STAKEHOLDERS regarding the 2020 national consensus on crime, including representatives of Prime Minister Andrew Holness and Leader of the Opposition Mark Golding, met on August 17 to advance their monitoring and oversight.
The Crime Monitoring and Oversight Committee (CMOC), in a release Monday, said that during the well-attended meeting, Senator Peter Bunting of the Opposition People’s National Party reaffirmed his party’s continued commitment to the mission of the CMOC, pointing to his recent statement on the importance of the role it is expected to play in ensuring consensus on key matters. Senator Bunting also emphasised that the CMOC must maintain its independence and objectivity when identifying meaningful key performance index that are crucial to attaining the primary objective of reducing crime, violence and corruption.

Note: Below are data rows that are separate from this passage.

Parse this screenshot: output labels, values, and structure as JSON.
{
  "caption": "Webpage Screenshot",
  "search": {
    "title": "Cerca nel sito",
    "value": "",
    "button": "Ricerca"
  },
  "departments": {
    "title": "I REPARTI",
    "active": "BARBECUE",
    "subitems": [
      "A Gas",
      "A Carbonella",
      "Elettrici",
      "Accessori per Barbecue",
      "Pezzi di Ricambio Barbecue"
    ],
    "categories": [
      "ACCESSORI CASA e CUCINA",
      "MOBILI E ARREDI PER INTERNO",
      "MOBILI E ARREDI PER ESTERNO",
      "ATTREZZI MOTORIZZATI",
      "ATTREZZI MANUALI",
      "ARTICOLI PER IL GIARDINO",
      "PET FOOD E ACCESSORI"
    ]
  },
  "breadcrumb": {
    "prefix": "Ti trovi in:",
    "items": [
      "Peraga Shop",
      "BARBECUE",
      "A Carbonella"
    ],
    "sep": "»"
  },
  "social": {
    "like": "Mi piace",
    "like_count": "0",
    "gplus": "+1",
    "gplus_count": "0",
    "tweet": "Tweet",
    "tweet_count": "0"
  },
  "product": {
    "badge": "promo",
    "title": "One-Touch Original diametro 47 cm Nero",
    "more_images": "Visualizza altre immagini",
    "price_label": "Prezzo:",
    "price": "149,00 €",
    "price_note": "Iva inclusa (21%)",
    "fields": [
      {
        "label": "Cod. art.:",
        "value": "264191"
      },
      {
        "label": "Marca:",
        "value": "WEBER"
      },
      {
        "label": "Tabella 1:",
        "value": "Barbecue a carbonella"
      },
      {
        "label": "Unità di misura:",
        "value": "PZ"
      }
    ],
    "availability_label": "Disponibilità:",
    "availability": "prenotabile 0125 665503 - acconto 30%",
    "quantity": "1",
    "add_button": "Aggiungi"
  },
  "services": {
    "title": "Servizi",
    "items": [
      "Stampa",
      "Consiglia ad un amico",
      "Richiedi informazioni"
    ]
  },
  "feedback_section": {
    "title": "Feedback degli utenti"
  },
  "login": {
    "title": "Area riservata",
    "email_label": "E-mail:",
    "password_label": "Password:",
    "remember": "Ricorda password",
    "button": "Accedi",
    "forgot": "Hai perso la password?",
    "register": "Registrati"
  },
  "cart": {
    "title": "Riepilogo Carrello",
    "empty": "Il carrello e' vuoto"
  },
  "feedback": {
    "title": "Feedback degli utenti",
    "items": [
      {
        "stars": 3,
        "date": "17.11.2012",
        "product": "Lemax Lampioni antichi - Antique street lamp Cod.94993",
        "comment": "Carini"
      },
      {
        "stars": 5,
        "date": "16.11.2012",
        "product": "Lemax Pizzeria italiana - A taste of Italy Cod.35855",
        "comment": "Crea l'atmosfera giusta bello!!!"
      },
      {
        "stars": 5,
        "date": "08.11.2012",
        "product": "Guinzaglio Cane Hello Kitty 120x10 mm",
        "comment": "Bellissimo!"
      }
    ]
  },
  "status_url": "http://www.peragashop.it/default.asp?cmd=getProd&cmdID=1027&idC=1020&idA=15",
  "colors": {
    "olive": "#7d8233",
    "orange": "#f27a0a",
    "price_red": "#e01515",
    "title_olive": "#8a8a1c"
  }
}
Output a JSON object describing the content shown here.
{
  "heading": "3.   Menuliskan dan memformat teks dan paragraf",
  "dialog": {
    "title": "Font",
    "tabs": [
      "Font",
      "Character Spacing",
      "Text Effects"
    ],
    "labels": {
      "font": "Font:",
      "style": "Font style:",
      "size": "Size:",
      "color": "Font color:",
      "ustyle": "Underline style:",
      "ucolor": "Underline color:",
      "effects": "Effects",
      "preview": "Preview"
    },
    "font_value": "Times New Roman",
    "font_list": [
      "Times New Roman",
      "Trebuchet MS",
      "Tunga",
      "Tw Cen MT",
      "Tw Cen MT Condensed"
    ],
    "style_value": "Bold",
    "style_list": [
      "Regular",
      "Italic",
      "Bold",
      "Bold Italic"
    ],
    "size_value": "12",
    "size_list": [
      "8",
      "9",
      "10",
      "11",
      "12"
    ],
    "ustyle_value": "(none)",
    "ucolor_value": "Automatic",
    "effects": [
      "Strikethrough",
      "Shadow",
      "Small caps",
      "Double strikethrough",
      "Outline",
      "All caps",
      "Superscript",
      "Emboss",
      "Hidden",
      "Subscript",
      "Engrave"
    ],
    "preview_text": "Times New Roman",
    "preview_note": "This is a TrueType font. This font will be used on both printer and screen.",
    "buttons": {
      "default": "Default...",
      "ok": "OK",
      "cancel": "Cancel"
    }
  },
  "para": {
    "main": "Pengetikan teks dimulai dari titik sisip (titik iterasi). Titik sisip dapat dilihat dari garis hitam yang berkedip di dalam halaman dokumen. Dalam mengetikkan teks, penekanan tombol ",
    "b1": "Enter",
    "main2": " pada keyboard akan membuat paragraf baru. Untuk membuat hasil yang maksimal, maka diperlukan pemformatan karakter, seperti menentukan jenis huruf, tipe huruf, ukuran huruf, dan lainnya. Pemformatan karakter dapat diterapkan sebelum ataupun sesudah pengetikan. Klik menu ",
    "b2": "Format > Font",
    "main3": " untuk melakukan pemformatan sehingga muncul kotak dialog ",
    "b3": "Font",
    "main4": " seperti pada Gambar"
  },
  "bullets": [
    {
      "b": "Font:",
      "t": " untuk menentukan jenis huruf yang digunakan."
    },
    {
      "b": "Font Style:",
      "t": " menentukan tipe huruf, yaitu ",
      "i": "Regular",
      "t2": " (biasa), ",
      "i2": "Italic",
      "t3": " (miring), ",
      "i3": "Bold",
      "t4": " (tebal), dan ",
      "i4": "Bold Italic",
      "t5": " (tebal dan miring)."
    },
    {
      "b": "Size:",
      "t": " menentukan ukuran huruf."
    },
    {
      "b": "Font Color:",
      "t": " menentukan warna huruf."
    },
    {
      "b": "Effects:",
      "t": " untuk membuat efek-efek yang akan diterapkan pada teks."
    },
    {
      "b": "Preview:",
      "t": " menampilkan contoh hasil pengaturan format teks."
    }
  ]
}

According to the release, the chairman provided an update from the meeting held between a CMOC sub-committee and the Minister of National Security Dr Horace Chang, at which the minister committed to working to strengthen the CMOC’s framework with more focused and measurable indicators identified from the Government’s policies and plans. CMOC members, added the release, voiced their appreciation for the ministers’ posture and engaged in a robust discussion regarding an approach to strengthening and deepening the oversight committee’s mission.
The meeting, meanwhile, decided to revisit the original agreement and go beyond the medium- to long-term deliverables by taking a focus on more granular and immediate short-term measures that will provide faster crime reduction, the aim being to identify a new set of priorities for the stakeholders to rally around in a summit to be scheduled.
Over the next several weeks the CMOC said it will further its mission by hosting a series of meetings to expand on the approaches used in the fight against crime and to carry out the mandate of attaining a sustainable reduction in crime, violence and corruption.
The CMOC, stablished in 2020, is an independent body comprising non-partisan stakeholders from the private sector, civil society, academia, along with representatives of the political directorate, with a mandate to agree on programmes which can help to decrease crime.